The bill funds research and development toward commercializing advanced nuclear reactors, hydrogen, and direct air capture, funds energy efficiency initiatives, transmission, existing nuclear plants, and transportation. It includes $3.5 billion in funding for the Weatherization Assistance Program, which is designed to be deployed to reduce energy use and consumer energy bills and contains $27 billion in grid investments. The bill aims to harden our existing grid against disruptions.
Clean energy transmission is a major focus, with more than $65 billion going toward upgrades to American power infrastructure through the building of thousands of miles of new, resilient transmission lines to help facilitate the expansion of renewable energy and the creation of a new Grid Deployment Authority, investment in research and development for advanced transmission and electricity distribution tech, and the promotion of smart grid technologies and the investment in demonstration projects and research hubs for next gen technology such as advanced nuclear reactors, carbon capture, and clean hydrogen.

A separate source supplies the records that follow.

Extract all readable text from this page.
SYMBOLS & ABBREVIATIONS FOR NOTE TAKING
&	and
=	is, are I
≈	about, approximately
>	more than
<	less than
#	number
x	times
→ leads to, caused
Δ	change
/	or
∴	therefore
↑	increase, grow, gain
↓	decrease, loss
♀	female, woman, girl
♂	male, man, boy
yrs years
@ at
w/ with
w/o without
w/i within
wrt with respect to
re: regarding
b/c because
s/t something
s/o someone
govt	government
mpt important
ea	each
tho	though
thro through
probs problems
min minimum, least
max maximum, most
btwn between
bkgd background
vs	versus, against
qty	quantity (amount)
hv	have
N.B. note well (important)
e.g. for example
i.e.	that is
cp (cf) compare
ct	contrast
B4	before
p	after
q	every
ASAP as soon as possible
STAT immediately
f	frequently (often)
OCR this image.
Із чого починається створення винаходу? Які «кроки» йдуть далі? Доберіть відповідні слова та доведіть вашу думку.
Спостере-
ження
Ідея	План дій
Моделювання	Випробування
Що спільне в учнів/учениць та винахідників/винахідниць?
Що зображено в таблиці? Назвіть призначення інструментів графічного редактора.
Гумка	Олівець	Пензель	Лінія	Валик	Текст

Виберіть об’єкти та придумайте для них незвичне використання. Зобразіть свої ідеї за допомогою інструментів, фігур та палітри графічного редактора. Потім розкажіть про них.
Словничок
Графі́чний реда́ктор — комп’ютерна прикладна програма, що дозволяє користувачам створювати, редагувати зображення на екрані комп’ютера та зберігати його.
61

In terms of public transit, the infrastructure deal makes the largest investment in passenger rail since Amtrak was created. $66 billion dollars will be available to replace thousands of transit vehicles (like buses, including our nation’s fleet of yellow school buses), with clean emission vehicles to modernize and expand transit and rail networks and repair, upgrade, and modernize America’s transit infrastructure. Electric Vehicle Infrastructure is included as well, with $7.5 billion available for the building of a brand-new national network of EV chargers. The funding is aimed at the development of a network EV chargers along highway corridors.
Ports will see $17 billion in funding for port infrastructure to handle backlogged repairs and maintenance, reduce congestion and emissions, and drive electrification. A further $50 billion is earmarked to protect against droughts, heat, and floods, as well as the weatherization of American homes. Clean drinking water is a focus, with $55 billion allotted to expand access to clean drinking water by eliminating lead service lines and cleaning up dangerous chemicals. $21 billion will go toward tackling legacy pollution by cleaning up superfund and brownfield sites, reclaiming abandoned mines, and capping orphaned oil and gas wells.
Open Skies For Renewable Deals
With funding aplenty, things seem to be looking good for companies in the renewables space looking to IPO… overwhelmingly, companies want in. For example, after a merger with special purpose acquisition company Novus Capital Corporation II, energy storage company Energy Vault initiated trading on the New York Stock Exchange last month as NRGV. So far, so good.
The company develops proprietary energy storage technologies and energy management software and offers gravity-based solutions… essentially using the principles of physics and mechanical engineering in its technology (which is really cool).
Upcoming IPOs in the space that we’re watching include REV Renewables and Expion360. Formed recently by energy infrastructure investor LS Power to develop and operate renewable energy production utilities and related storage units, New York Based REV Renewables has filed to raise $100 million to go public as RVR. Describing itself as an “emerging growth company”, the firm operates utility scale battery storage, pumped storage hydro, and wind and solar-based energy production projects in the United States.
Helmed by former founder and owner of Zamp Solar, John Yozamp, Oregon-based Expion360 designs and sells lithium iron phosphate batteries and related products and touts itself as a greener alternative to the lead acid batteries currently in use. While the company currently targets RV and marine retailers, they plan to expand their product line into home energy storage and industrial markets.
When will the company go public under ticker symbol XPON? We’ll simply have to see.